Mobile DNA (Jul 2019)
Convergence in LINE-1 nucleotide variations can benefit redundantly forming triplexes with lncRNA in mammalian X-chromosome inactivation
Abstract
Abstract Background Associations between X-inactive transcript (Xist)–long noncoding RNA (lncRNA) and chromatin are critical intermolecular interactions in the X-chromosome inactivation (XCI) process. Despite high-resolution analyses of the Xist RNA-binding sites, specific interaction sequences are yet to be identified. Based on elusive features of the association between Xist RNA and chromatin and the possible existence of multiple low-affinity binding sites in Xist RNA, we defined short motifs (≥5 nucleotides), termed as redundant UC/TC (r-UC/TC) or AG (r-AG) motifs, which may help in the mediation of triplex formation between the lncRNAs and duplex DNA. Results The study showed that r-UC motifs are densely dispersed throughout mouse and human Xist/XIST RNAs, whereas r-AG motifs are even more densely dispersed along opossum RNA-on-the-silent X (Rsx) RNA, and also along both full-length and truncated long interspersed nuclear elements (LINE-1s, L1s) of the three species. Predicted secondary structures of the lncRNAs showed that the length range of these sequence motifs available for forming triplexes was even shorter, mainly 5- to 9-nucleotides long.

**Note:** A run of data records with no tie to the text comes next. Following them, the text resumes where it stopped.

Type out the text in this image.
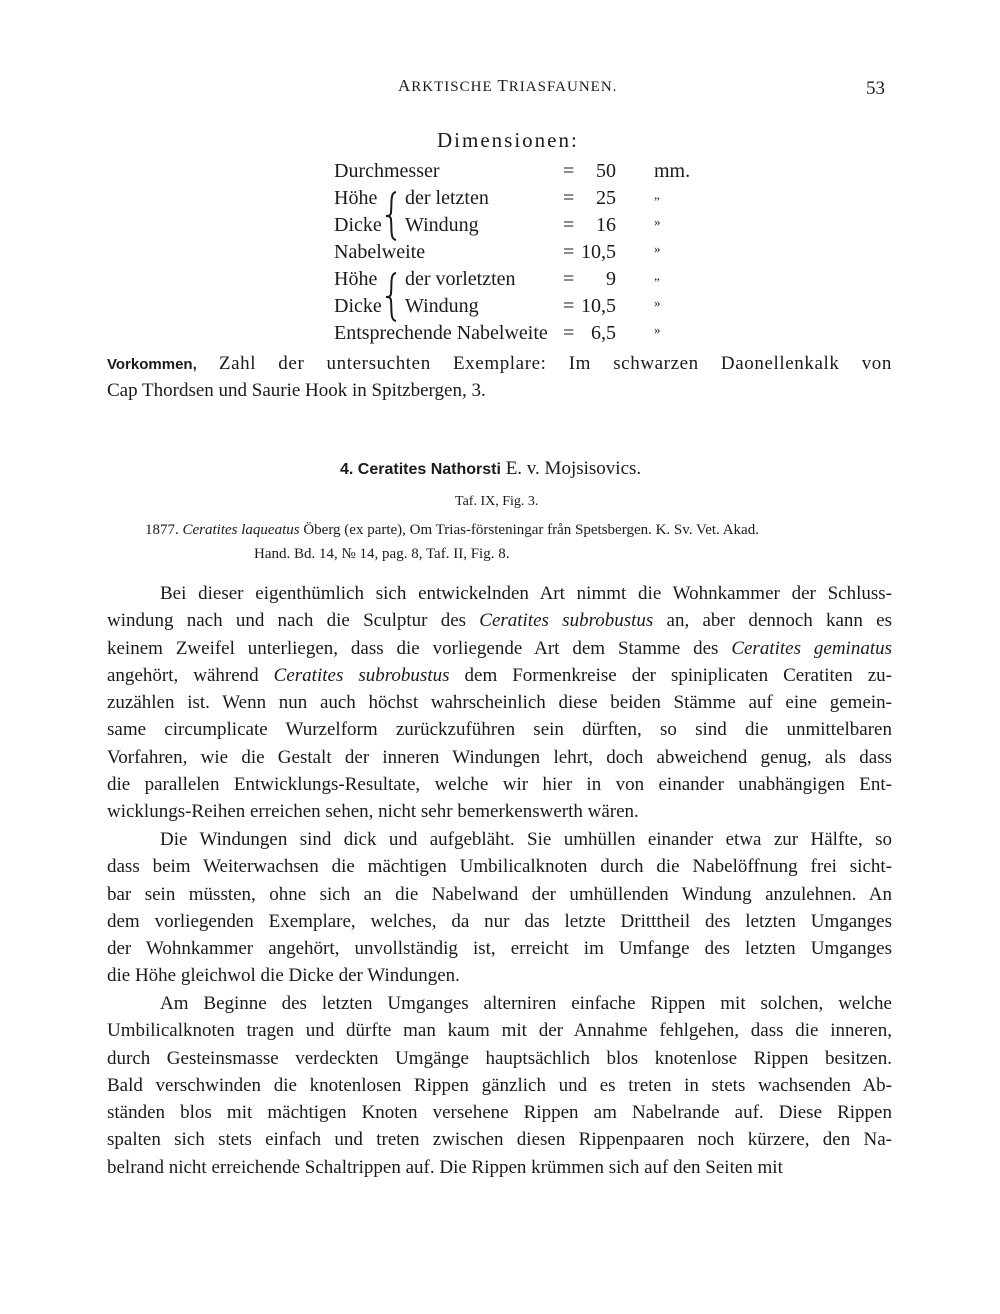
ARKTISCHE TRIASFAUNEN.	53
Dimensionen:
Durchmesser	= 50 mm.
Höhe der letzten	= 25	„
Dicke Windung	= 16	»
Nabelweite	= 10,5	»
Höhe der vorletzten = 9	„
Dicke Windung	= 10,5	»
Entsprechende Nabelweite = 6,5	»
Vorkommen, Zahl der untersuchten Exemplare: Im schwarzen Daonellenkalk von
Cap Thordsen und Saurie Hook in Spitzbergen, 3.
4. Ceratites Nathorsti E. v. Mojsisovics.
Taf. IX, Fig. 3.
1877. Ceratites laqueatus Öberg (ex parte), Om Trias-försteningar från Spetsbergen. K. Sv. Vet. Akad.
Hand. Bd. 14, № 14, pag. 8, Taf. II, Fig. 8.
Bei dieser eigenthümlich sich entwickelnden Art nimmt die Wohnkammer der Schluss-
windung nach und nach die Sculptur des Ceratites subrobustus an, aber dennoch kann es
keinem Zweifel unterliegen, dass die vorliegende Art dem Stamme des Ceratites geminatus
angehört, während Ceratites subrobustus dem Formenkreise der spiniplicaten Ceratiten zu-
zuzählen ist. Wenn nun auch höchst wahrscheinlich diese beiden Stämme auf eine gemein-
same circumplicate Wurzelform zurückzuführen sein dürften, so sind die unmittelbaren
Vorfahren, wie die Gestalt der inneren Windungen lehrt, doch abweichend genug, als dass
die parallelen Entwicklungs-Resultate, welche wir hier in von einander unabhängigen Ent-
wicklungs-Reihen erreichen sehen, nicht sehr bemerkenswerth wären.
Die Windungen sind dick und aufgebläht. Sie umhüllen einander etwa zur Hälfte, so
dass beim Weiterwachsen die mächtigen Umbilicalknoten durch die Nabelöffnung frei sicht-
bar sein müssten, ohne sich an die Nabelwand der umhüllenden Windung anzulehnen. An
dem vorliegenden Exemplare, welches, da nur das letzte Dritttheil des letzten Umganges
der Wohnkammer angehört, unvollständig ist, erreicht im Umfange des letzten Umganges
die Höhe gleichwol die Dicke der Windungen.
Am Beginne des letzten Umganges alterniren einfache Rippen mit solchen, welche
Umbilicalknoten tragen und dürfte man kaum mit der Annahme fehlgehen, dass die inneren,
durch Gesteinsmasse verdeckten Umgänge hauptsächlich blos knotenlose Rippen besitzen.
Bald verschwinden die knotenlosen Rippen gänzlich und es treten in stets wachsenden Ab-
ständen blos mit mächtigen Knoten versehene Rippen am Nabelrande auf. Diese Rippen
spalten sich stets einfach und treten zwischen diesen Rippenpaaren noch kürzere, den Na-
belrand nicht erreichende Schaltrippen auf. Die Rippen krümmen sich auf den Seiten mit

Quartz crystal microbalance (QCM) measurements and Monte Carlo (MC) simulations indicated that minimum-length motifs can reinforce the binding state by increasing the copy number of the motifs in the same RNA or DNA molecule. Further, r-AG motifs in L1s had a similar length-distribution pattern, regardless of the similarities in the length or sequence of L1s across the three species; this also applies to high-frequency mutations in r-AG motifs, which suggests convergence in L1 sequence variations. Conclusions Multiple short motifs in both RNA and duplex DNA molecules could be brought together to form triplexes with either Hoogsteen or reverse Hoogsteen hydrogen bonding, by which their associations are cooperatively enhanced. This novel triplex interaction could be involved in associations between lncRNA and chromatin in XCI, particularly at the sites of L1s. Potential binding of Xist/XIST/Rsx RNAs specifically at L1s is most likely preserved through the r-AG motifs conserved in mammalian L1s through convergence in L1 nucleotide variations and by maintaining a particular r-UC/r-AG motif ratio in each of these lncRNAs, irrespective of their poorly conserved sequences.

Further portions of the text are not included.